Escaping the Shadow of PompeiiHERCULANEUM, Italy — They are poignant snapshots of sudden death: huddled clusters of skeletal remains in what were once beachfront warehouses, immortalized for eternity when Mount Vesuvius smothered this ancient Roman town in A.D. 79.
"They died of thermal shock as they were waiting to be saved via the sea,” Domenico Camardo, an archaeologist, said recently as he surveyed dozens of modern-day skeletal casts of long-ago denizens. They carried with them jewelry, coins, even “20 keys, because they were hoping to return home,” Mr. Camardo added. “They didn’t understand that it was all about to end.”
First excavated by archaeologists some 30 years ago, the warehouses were recently outfitted with walkways and gates to provide access to these chilling tableaus and will soon be open to the public on special occasions.
Reviving history for a modern audience “is one of the beautiful things we get to do,” said Mr. Camardo, the lead archaeologist with the Herculaneum Conservation Project, a joint initiative of the Packard Humanities Institute, of Los Altos, Calif.; the local artistic heritage authority; and the British School at Rome. The project, an unusual public-private venture, has effectively managed the site for more than a decade and made it possible to complete tasks like the walkways to the skeleton casts.

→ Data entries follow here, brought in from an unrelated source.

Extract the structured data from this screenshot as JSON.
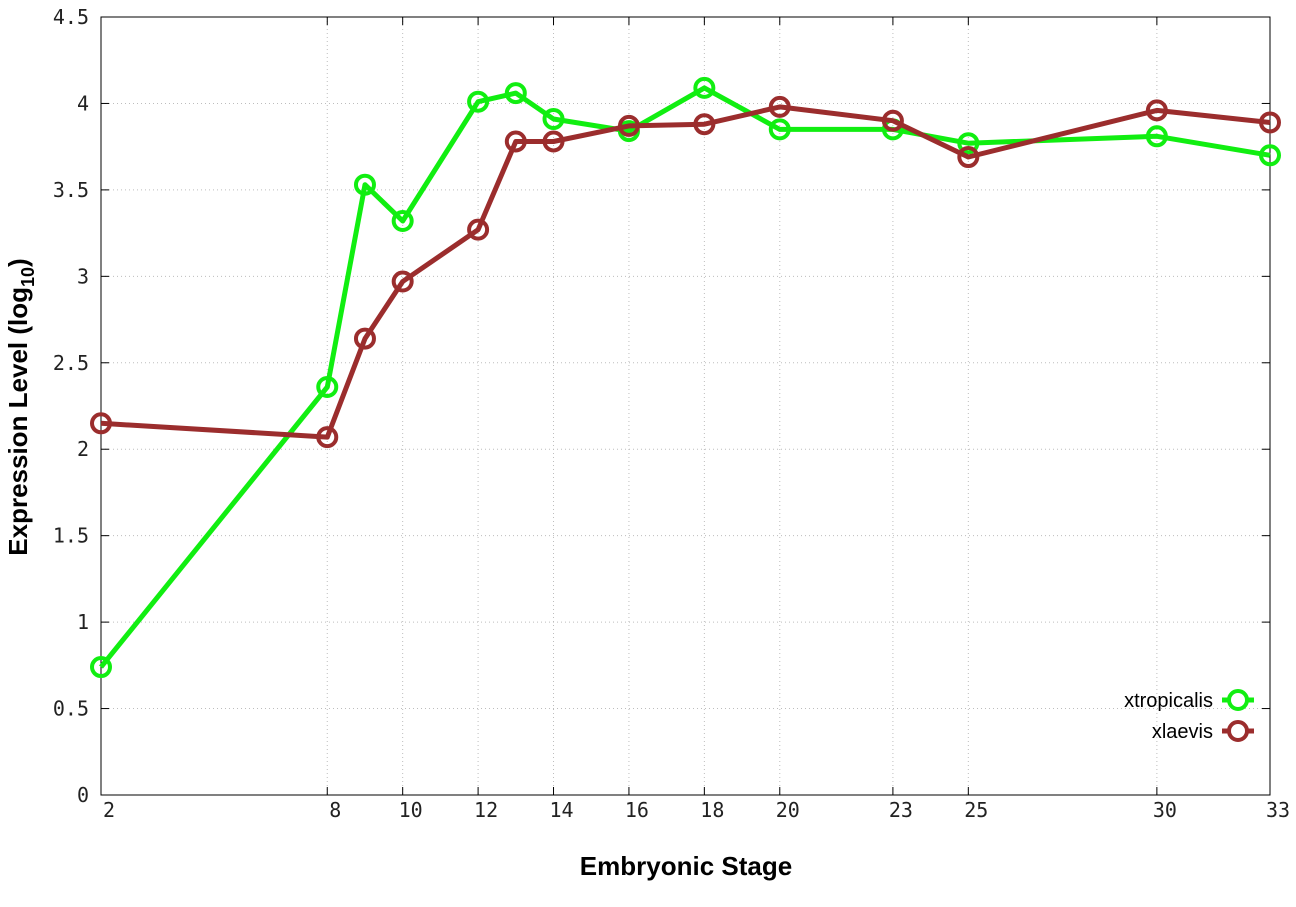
{
  "chart_data": {
    "type": "line",
    "xlabel": "Embryonic Stage",
    "ylabel_main": "Expression Level (log",
    "ylabel_sub": "10",
    "ylabel_close": ")",
    "xlim": [
      2,
      33
    ],
    "ylim": [
      0,
      4.5
    ],
    "grid": true,
    "legend_position": "bottom-right",
    "x_ticks": [
      2,
      8,
      10,
      12,
      14,
      16,
      18,
      20,
      23,
      25,
      30,
      33
    ],
    "x_tick_labels": [
      "2",
      "8",
      "10",
      "12",
      "14",
      "16",
      "18",
      "20",
      "23",
      "25",
      "30",
      "33"
    ],
    "y_ticks": [
      0,
      0.5,
      1,
      1.5,
      2,
      2.5,
      3,
      3.5,
      4,
      4.5
    ],
    "y_tick_labels": [
      "0",
      "0.5",
      "1",
      "1.5",
      "2",
      "2.5",
      "3",
      "3.5",
      "4",
      "4.5"
    ],
    "series": [
      {
        "name": "xtropicalis",
        "color": "#11ee11",
        "x": [
          2,
          8,
          9,
          10,
          12,
          13,
          14,
          16,
          18,
          20,
          23,
          25,
          30,
          33
        ],
        "y": [
          0.74,
          2.36,
          3.53,
          3.32,
          4.01,
          4.06,
          3.91,
          3.84,
          4.09,
          3.85,
          3.85,
          3.77,
          3.81,
          3.7
        ]
      },
      {
        "name": "xlaevis",
        "color": "#9b2d2d",
        "x": [
          2,
          8,
          9,
          10,
          12,
          13,
          14,
          16,
          18,
          20,
          23,
          25,
          30,
          33
        ],
        "y": [
          2.15,
          2.07,
          2.64,
          2.97,
          3.27,
          3.78,
          3.78,
          3.87,
          3.88,
          3.98,
          3.9,
          3.69,
          3.96,
          3.89
        ]
      }
    ]
  }
}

Compared with its better-known Vesuvian neighbor, Pompeii, where local officials, constrained by inadequate and mismanaged government funds, have long struggled in their efforts to conserve and protect the sprawling open-air site — and even to prevent the periodic and well publicized collapse of walls — Herculaneum has become a textbook case of successful archaeological conservation.